The Swinging Sticks or Chaos Pendulum is the latest addition to the Convergent Science headquarters.
This kinetic sculpture embodies the essence of what makes CONVERGE CFD software unique: we can efficiently simulate chaos. Our CFD solver is mathematically and physically robust, and we allow the solver to predict where the mesh refinement is needed most.
Just like the Swinging Sticks, fluid flow in real-life, unsteady systems is complex and can be unpredictable. But just like the simplicity of the sculpture, CONVERGE provides you with a way to simulate chaos using a very simple set of input parameters.
A few weeks ago, this unrepeatable pattern concept was at the heart of a riveting company-wide discussion about cycle-to-cycle variation in unsteady systems.
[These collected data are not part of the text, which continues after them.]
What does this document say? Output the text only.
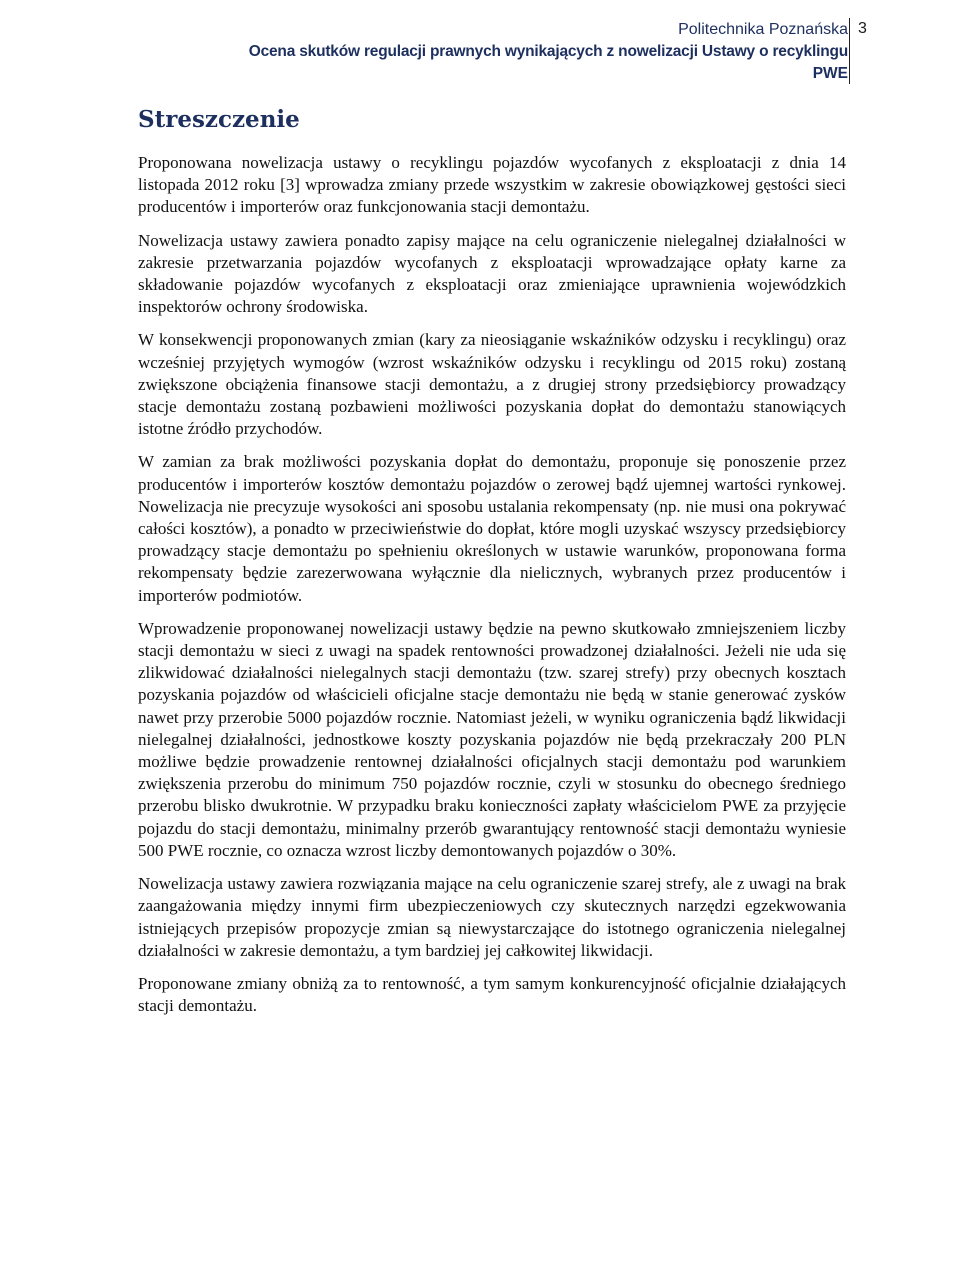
Politechnika Poznańska
Ocena skutków regulacji prawnych wynikających z nowelizacji Ustawy o recyklingu
PWE
3
Streszczenie

Proponowana nowelizacja ustawy o recyklingu pojazdów wycofanych z eksploatacji z dnia 14 listopada 2012 roku [3] wprowadza zmiany przede wszystkim w zakresie obowiązkowej gęstości sieci producentów i importerów oraz funkcjonowania stacji demontażu.

Nowelizacja ustawy zawiera ponadto zapisy mające na celu ograniczenie nielegalnej działalności w zakresie przetwarzania pojazdów wycofanych z eksploatacji wprowadzające opłaty karne za składowanie pojazdów wycofanych z eksploatacji oraz zmieniające uprawnienia wojewódzkich inspektorów ochrony środowiska.

W konsekwencji proponowanych zmian (kary za nieosiąganie wskaźników odzysku i recyklingu) oraz wcześniej przyjętych wymogów (wzrost wskaźników odzysku i recyklingu od 2015 roku) zostaną zwiększone obciążenia finansowe stacji demontażu, a z drugiej strony przedsiębiorcy prowadzący stacje demontażu zostaną pozbawieni możliwości pozyskania dopłat do demontażu stanowiących istotne źródło przychodów.

W zamian za brak możliwości pozyskania dopłat do demontażu, proponuje się ponoszenie przez producentów i importerów kosztów demontażu pojazdów o zerowej bądź ujemnej wartości rynkowej. Nowelizacja nie precyzuje wysokości ani sposobu ustalania rekompensaty (np. nie musi ona pokrywać całości kosztów), a ponadto w przeciwieństwie do dopłat, które mogli uzyskać wszyscy przedsiębiorcy prowadzący stacje demontażu po spełnieniu określonych w ustawie warunków, proponowana forma rekompensaty będzie zarezerwowana wyłącznie dla nielicznych, wybranych przez producentów i importerów podmiotów.

Wprowadzenie proponowanej nowelizacji ustawy będzie na pewno skutkowało zmniejszeniem liczby stacji demontażu w sieci z uwagi na spadek rentowności prowadzonej działalności. Jeżeli nie uda się zlikwidować działalności nielegalnych stacji demontażu (tzw. szarej strefy) przy obecnych kosztach pozyskania pojazdów od właścicieli oficjalne stacje demontażu nie będą w stanie generować zysków nawet przy przerobie 5000 pojazdów rocznie. Natomiast jeżeli, w wyniku ograniczenia bądź likwidacji nielegalnej działalności, jednostkowe koszty pozyskania pojazdów nie będą przekraczały 200 PLN możliwe będzie prowadzenie rentownej działalności oficjalnych stacji demontażu pod warunkiem zwiększenia przerobu do minimum 750 pojazdów rocznie, czyli w stosunku do obecnego średniego przerobu blisko dwukrotnie. W przypadku braku konieczności zapłaty właścicielom PWE za przyjęcie pojazdu do stacji demontażu, minimalny przerób gwarantujący rentowność stacji demontażu wyniesie 500 PWE rocznie, co oznacza wzrost liczby demontowanych pojazdów o 30%.

Nowelizacja ustawy zawiera rozwiązania mające na celu ograniczenie szarej strefy, ale z uwagi na brak zaangażowania między innymi firm ubezpieczeniowych czy skutecznych narzędzi egzekwowania istniejących przepisów propozycje zmian są niewystarczające do istotnego ograniczenia nielegalnej działalności w zakresie demontażu, a tym bardziej jej całkowitej likwidacji.

Proponowane zmiany obniżą za to rentowność, a tym samym konkurencyjność oficjalnie działających stacji demontażu.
In a physical system, flow phenomena can vary from experiment to experiment, even when all of the initial conditions are identical, due to slight physical perturbations that grow and induce a larger effect on the flow as they propagate through the fluid domain. Some call this the butterfly effect.
Our discussion focused on how numerical perturbations can have this same effect on an unsteady system. These numerical perturbations can be caused by seemingly negligible rounding differences or changes to a random number seed. We are highly encouraged by our ability to predict this cycle-to-cycle variation in unsteady systems.
Despite how dry and technical “cycle-to-cycle variations in unsteady systems” sounds, the conversation was truly fascinating. Being in that room with a few dozen passionate PhDs, mechanical engineers, and CFD specialists was one of the most thought-provoking experiences I’ve ever had.